Nonlinear differential-geometric techniques are proposed for the design of a feedback controller for three-phase voltage-source pulsewidth modulation (PWM) AC/DC boost converters under a cascade control structure. The input-output linearizability of the system modeled in d-q synchronous reference frames is examined. The results lead to a decoupled d-q current control scheme. For the internal DC-bus voltage dynamics (zero dynamics), by considering the d-axis current command as control input and using a square transform on DC-bus voltage, it is shown that this remaining system contains an input memoryless nonlinearity of conic sector type and satisfies the conditions for a Lur'e plant. This suggests a new outer-loop control strategy to control the square of the DC output voltage, rather than DC output voltage itself, utilizing a simple proportional plus integral (PI) controller cascaded to the d-axis current loop.
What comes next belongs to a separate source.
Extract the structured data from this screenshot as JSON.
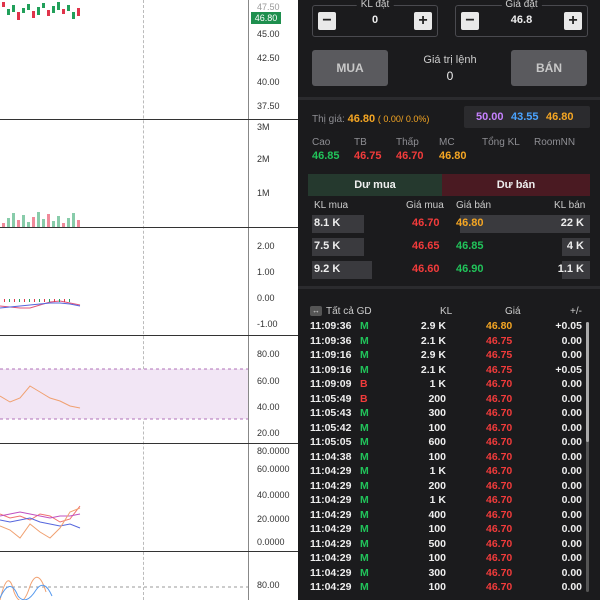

Since most results do not consider the control of zero dynamics, the strategy for the control of zero dynamics via cascade control structure may provide valuable insight for the design of input-output linearized systems in which zero dynamics contain some desired control variables. The absolute tracking concept for Lur'e plants is introduced to prove the global tracking capability with zero steady-state error of the voltage loop. The controlled PWM AC/DC converter has the features of global stability, fast (exponential) tracking of DC-bus voltage command with zero steady-state error, asymptotic rejection of load disturbance, robustness against parameter uncertainties and decoupled dynamical responses between d and q current loops. Also, measurement of load current is not required. All these features are confirmed via laboratory experiments on a 1.5 kVA PC-based controlled prototype.